Şubat ayında yerinde inceleme yapan İstanbul 4 Numaralı Koruma Kurulu heyeti, konakta insan kaynaklı tahribatın yaşandığını tespit etti. Savcılığa suç duyurusunda bulunan kurul, 321 ada 44 parselde bulunan konak bahçesindeki otoparkın kaldırılmasını ve güvenliğin sağlanması için tedbirlerin alınmasını istedi. Ancak yaklaşık 5 aydır, konak ve çevresinde hiçbir önlem alınmadı, konağı satın alan şirketin kiraya verdiği otopark da kullanılmaya devam ediyor.
İKİ KEZ ÇÖKME TEHLİKESİ GEÇİRMİŞ
Semt sakinleri de konağın kaderine terk edilmiş olmasından dolayı kaygılı. 35 yıldır, konağın hemen yanı başında işletmesi bulunan Selahattin Yiğitoğlu, konağın bölgede ciddi tehlike arz ettiğini belirtti.

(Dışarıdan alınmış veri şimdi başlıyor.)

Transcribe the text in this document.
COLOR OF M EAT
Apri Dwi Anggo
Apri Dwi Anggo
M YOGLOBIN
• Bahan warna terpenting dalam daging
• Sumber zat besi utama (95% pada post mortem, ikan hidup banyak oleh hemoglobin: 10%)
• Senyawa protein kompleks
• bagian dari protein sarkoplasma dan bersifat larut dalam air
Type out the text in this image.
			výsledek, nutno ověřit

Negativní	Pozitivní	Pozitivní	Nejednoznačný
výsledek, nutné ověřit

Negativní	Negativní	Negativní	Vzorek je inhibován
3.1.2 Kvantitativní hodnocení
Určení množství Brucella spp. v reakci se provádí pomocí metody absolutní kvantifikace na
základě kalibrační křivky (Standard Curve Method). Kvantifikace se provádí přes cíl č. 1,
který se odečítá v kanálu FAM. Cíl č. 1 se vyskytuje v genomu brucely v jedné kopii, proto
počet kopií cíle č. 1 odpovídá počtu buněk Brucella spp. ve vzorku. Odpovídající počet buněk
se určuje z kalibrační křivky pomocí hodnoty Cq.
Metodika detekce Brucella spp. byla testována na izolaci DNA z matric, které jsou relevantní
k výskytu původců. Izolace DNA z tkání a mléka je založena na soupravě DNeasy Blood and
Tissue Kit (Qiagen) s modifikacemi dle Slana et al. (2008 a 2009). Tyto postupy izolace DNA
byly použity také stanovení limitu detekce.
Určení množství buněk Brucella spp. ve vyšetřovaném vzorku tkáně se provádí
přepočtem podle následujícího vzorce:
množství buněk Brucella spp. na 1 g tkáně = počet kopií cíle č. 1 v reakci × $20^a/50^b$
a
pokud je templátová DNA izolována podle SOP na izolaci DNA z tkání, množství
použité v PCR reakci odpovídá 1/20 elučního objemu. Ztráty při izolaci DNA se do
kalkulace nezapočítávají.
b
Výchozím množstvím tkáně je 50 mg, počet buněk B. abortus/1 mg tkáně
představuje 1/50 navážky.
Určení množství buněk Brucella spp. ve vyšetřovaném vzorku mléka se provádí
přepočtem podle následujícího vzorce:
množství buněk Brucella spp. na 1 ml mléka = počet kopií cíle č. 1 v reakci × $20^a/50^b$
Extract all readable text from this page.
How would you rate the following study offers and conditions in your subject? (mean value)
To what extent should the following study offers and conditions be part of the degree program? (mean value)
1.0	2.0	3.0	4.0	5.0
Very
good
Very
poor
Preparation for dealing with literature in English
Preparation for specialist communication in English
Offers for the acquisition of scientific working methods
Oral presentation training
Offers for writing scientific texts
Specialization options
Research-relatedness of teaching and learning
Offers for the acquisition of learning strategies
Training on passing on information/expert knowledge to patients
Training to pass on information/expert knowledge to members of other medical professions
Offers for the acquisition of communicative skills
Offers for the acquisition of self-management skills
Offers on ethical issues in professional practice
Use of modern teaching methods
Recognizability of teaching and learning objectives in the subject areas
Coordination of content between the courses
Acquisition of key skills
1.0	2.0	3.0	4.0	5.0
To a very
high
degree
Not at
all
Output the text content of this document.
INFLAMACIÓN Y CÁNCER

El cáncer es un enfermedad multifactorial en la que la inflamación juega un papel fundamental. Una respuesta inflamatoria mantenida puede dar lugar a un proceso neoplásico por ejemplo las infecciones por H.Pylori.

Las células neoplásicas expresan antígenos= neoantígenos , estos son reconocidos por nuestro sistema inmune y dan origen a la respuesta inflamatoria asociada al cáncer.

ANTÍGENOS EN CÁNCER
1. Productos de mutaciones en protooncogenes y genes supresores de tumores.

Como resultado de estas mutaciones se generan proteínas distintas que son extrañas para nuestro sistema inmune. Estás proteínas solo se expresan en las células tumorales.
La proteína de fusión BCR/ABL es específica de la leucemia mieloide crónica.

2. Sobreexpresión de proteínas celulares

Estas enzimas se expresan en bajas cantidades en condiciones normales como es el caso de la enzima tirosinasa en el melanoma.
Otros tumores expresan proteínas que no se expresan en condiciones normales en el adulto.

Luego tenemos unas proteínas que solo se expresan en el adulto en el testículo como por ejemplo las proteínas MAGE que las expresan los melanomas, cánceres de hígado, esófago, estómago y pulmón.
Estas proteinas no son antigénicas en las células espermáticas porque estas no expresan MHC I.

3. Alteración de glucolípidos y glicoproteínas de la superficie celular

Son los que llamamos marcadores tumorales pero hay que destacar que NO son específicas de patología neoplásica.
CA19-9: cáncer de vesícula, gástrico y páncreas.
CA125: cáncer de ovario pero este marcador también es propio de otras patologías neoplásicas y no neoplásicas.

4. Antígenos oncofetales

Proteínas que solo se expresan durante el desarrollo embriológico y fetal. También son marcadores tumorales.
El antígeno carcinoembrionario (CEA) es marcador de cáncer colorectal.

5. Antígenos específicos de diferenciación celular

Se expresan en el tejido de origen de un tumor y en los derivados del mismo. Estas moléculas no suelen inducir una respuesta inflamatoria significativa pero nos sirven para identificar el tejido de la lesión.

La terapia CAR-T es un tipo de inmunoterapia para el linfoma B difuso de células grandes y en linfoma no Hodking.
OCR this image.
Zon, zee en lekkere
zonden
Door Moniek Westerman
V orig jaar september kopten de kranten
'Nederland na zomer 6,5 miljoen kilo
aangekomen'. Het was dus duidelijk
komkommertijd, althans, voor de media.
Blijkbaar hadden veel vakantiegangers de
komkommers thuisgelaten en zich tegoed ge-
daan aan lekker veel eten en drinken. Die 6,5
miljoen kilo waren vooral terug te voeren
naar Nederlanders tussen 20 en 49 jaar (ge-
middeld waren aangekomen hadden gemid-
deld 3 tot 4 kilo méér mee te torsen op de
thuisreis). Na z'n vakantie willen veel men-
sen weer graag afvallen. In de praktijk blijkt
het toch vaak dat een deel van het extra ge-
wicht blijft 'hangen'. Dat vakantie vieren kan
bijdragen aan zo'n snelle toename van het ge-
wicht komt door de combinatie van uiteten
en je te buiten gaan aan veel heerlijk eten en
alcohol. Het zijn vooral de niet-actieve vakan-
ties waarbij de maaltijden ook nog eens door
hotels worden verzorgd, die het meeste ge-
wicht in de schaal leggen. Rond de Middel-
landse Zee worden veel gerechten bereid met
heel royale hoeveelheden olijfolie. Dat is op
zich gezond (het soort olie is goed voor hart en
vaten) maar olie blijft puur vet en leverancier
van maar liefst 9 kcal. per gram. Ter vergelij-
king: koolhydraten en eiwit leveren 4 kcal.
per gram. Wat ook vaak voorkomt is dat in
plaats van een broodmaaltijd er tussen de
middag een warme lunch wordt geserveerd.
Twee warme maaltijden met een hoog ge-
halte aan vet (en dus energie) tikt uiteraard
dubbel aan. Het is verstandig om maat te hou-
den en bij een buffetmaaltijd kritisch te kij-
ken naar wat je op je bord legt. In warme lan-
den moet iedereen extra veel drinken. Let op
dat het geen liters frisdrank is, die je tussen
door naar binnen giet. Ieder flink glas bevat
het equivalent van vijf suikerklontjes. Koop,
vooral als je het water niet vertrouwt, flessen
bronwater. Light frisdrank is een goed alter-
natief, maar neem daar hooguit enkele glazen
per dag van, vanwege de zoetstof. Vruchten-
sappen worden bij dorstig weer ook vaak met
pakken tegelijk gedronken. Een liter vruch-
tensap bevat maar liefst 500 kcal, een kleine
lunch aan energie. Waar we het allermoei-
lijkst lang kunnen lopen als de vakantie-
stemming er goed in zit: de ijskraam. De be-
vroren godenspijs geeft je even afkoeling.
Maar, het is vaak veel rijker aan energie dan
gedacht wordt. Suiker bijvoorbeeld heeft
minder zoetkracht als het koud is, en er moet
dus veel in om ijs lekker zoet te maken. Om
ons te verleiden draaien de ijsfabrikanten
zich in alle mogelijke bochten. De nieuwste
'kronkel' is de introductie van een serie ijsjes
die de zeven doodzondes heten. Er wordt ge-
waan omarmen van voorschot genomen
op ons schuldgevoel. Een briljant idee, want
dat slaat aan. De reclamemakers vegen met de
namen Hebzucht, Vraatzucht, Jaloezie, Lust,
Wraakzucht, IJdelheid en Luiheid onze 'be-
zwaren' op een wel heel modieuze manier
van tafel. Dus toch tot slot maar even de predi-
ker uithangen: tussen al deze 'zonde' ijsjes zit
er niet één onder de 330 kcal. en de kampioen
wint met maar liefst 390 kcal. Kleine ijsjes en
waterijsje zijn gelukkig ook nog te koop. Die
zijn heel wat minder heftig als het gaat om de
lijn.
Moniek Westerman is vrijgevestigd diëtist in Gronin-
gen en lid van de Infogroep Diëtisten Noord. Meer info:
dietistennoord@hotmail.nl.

Yiğitoğlu, “Çoğu zaman kendi içinde göçmüştür. Anıtlar Kurulu neye dayanarak buraya gelip bu işi çözmüyorlar anlamıyorum doğrusu. Gerçekten yıkıldı, yıkılacak burası. Burası bir tarih. Yazık, günah. Bir an önce yapılması gerekiyor buranın. Daha önce buraya gelinip çıkılıyordu içine, ama zaman içinde yıkıldı gitti. Görüldüğü gibi de zaten bastığın gibi çöküyor. 2 sefer zaten göçme tehlikesi geçirdi. İlla ki birilerinin ölmesi mi gerekiyor? Turistler özellikle geliyor çekiyor. Onlar çekince ben üzülüyorum gerçekten. Göçmüş bina, tarih diye bir şey kalmadı. Tarihi yeniden canlandırsınlar" dedi.
“BURADAN GEÇERKEN KORKUYORUM, TİTRİYORUM"
Semt sakinlerinden Ahmet Avcı da “Her gün buradan geçerken korkuyorum, titriyorum. Her an her şey olabilir. Burası deprem ülkesi. En ufak bir sarsıntı da bile çökebilir burası. Neden devlet, sahipleri ya da yetkililer sahip çıkmıyor. Sürekli bu yolu kullanırım, gerçekten endişeliyim" diye konuştu. Uzun yıllar Libya'da çalışmış olan Ali Türk de “Tarihimiz ihmal ediliyor. Yıkılmış artık burası. Allah korusun çok tehlikeli. Yarın bir gün bir fırtına gelir, burası çökerse millet yaralanır, araçlar hasar görür. Yetkililer gelsin yeniden bir imar etsinler. İstanbul çok eski bir şehir. Burası benim için cevher gibi. Yıkılmasın, burayı yapsınlar" dedi.